Rash's Surname Index
Notes for Francis Beverley BIDDLE
He was educated at Harvard, where he received a B.A. cum laude in 1909, and an LL.B cum laude in 1911. Upon graduation, he became the personal secretary of Associate Justice Oliver Wendell Holmes during the Supreme Court term of
1911-1912. In 1912, he returned to Philadelphia and entered the law firm of Biddle, Paul, and Jayne. Francis dispensed with the Republican traditions of his family and campaigned for Theodore Roosevelt and the Bull Moose Progressives. In 1918, he joined the law firm of Barnes, Biddle, and Myers, where he worked for two decades.

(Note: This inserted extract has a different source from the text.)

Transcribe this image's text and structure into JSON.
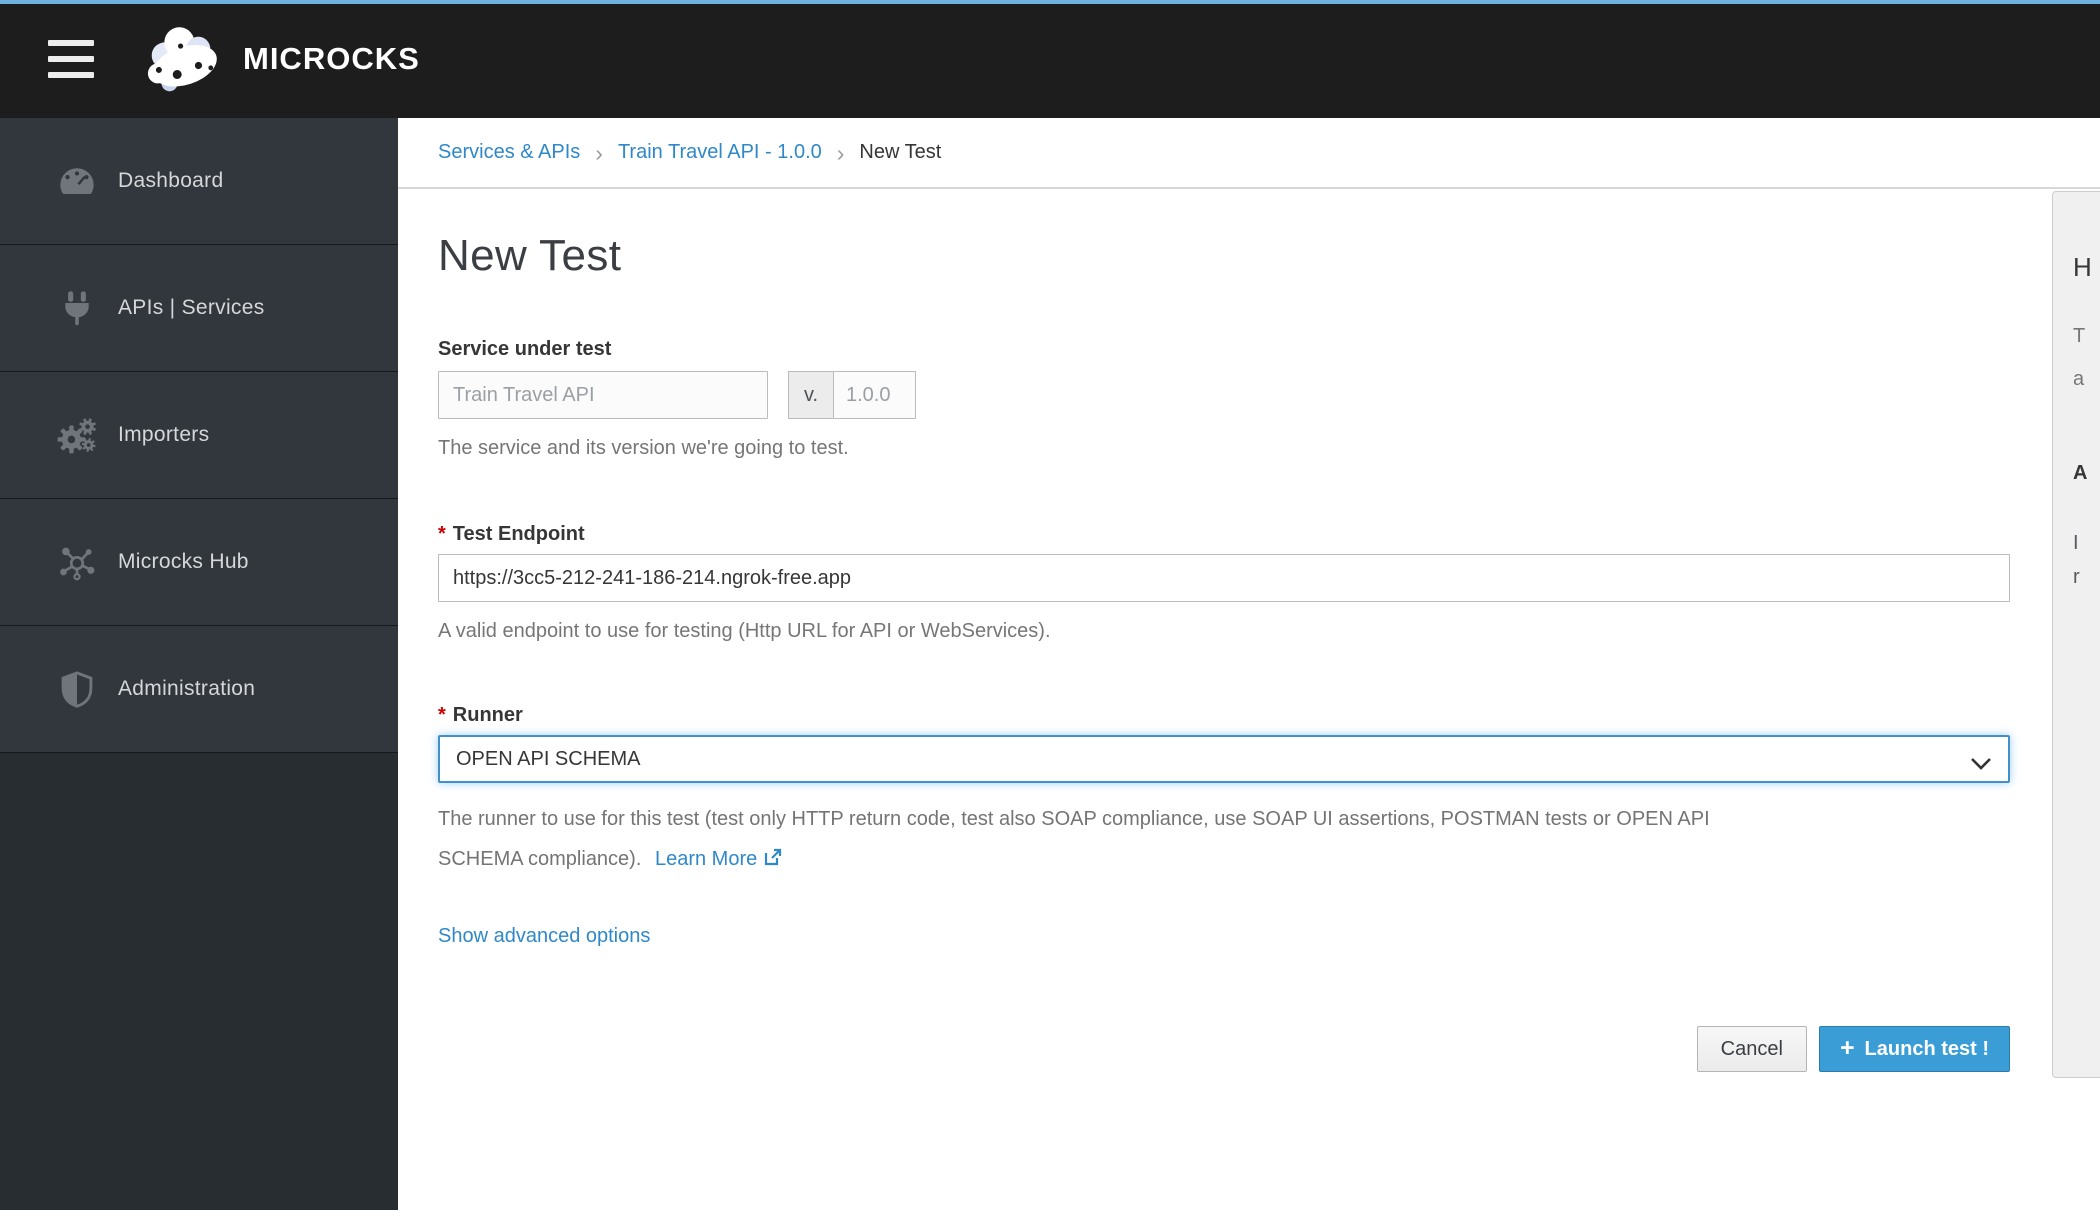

In 1927, he published his only novel, Llanfear Pattern, which mocked the elite of Philadelphia society. With the onset of the Great Depression, Francis Biddle became consumed with the plight of the Pennsylvania coal miners and became politically active around the issue of labor relations. In 1934, he was appointed chairman of the newly created National Labor Relations Board, a post which he held for one year. In 1935, he returned to his private law practice, but was soon asked to serve as legal counsel for the Tennessee Valley Authority, which was being investigated by a
special congressional committee on the charges of corruption. Biddle won the case for the TVA, and in 1940, he was appointed U.S. Solicitor General, as well as the head of Immigration and Naturalization Services. In 1941, Francis Biddle was appointed to the Supreme Court, where he served until the death of President Roosevelt in 1945. At the conclusion of World War II, President Truman appointed Francis Biddle as chief American representative at the Nuremberg trials.
Upon Francis Beverly Biddle's retirement, he served as the chairman of Americans for Democratic Action from 1950-1953, and as the president of the American Civil Liberties Union. He married poet Katherine Garrison Chapin on April 27, 1918, and together they had two children.